Minister for Agricultural Industry Development and Fisheries and Minister for Rural Communities Mark Furner said the Queensland Rural and Industry Development Authority (QRIDA) has been appointed to administer the additional discount for horticulture irrigators.

“We committed to a rebate scheme that would be simple and straightforward for horticulture growers to access and claim their additional discount,” Mr Furner said.

“I’m pleased to say that we have met that commitment, and that horticultural growers will be able to apply for their rebate using the kinds of evidence they would already have as part of running their business.”

The program will be flexible enough to accommodate all forms of eligible horticultural farm businesses across the State. This will include accommodating circumstances where water may not be currently available but has historically been used to produce horticultural crops.

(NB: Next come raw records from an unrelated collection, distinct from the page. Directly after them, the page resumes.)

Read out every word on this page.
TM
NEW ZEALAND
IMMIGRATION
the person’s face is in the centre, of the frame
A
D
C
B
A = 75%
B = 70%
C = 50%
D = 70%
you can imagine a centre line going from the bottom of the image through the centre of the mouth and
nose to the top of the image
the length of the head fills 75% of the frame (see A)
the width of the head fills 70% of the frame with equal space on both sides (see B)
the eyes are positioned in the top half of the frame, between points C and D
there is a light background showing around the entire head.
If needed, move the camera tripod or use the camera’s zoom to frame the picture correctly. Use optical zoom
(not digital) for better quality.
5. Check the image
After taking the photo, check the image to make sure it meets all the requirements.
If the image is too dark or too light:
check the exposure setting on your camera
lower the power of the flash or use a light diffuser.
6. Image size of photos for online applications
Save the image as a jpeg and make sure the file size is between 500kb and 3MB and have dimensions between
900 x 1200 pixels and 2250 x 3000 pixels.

Evidence that will be accepted in rebate applications includes receipts relating to the sale of horticultural crops, farm plans showing the areas used for producing horticultural crops and photographic evidence clearly showing where different crops are being grown.

Growcom Chief Executive Officer, Stephen Barnard, commended the government for its significant investment in the sector and for making the rebate easy to access.

“This rebate is the single most significant initiative this government has put into place to directly benefit the horticultural industry and the jobs it supports,” Mr Barnard said.

“Keeping the red tape to an absolute minimum will ensure more funds would flow to irrigators who can use the support to grow their businesses and invest in the regional communities that rely on them.”

Mr Butcher said growers would be able to apply for the rebate immediately after paying their first bill of the new financial year.

“Every drop of water used to irrigate horticultural crops in the next three years will be eligible for the discount, whether growers apply tomorrow or on 31 December 2024 when the scheme ends.”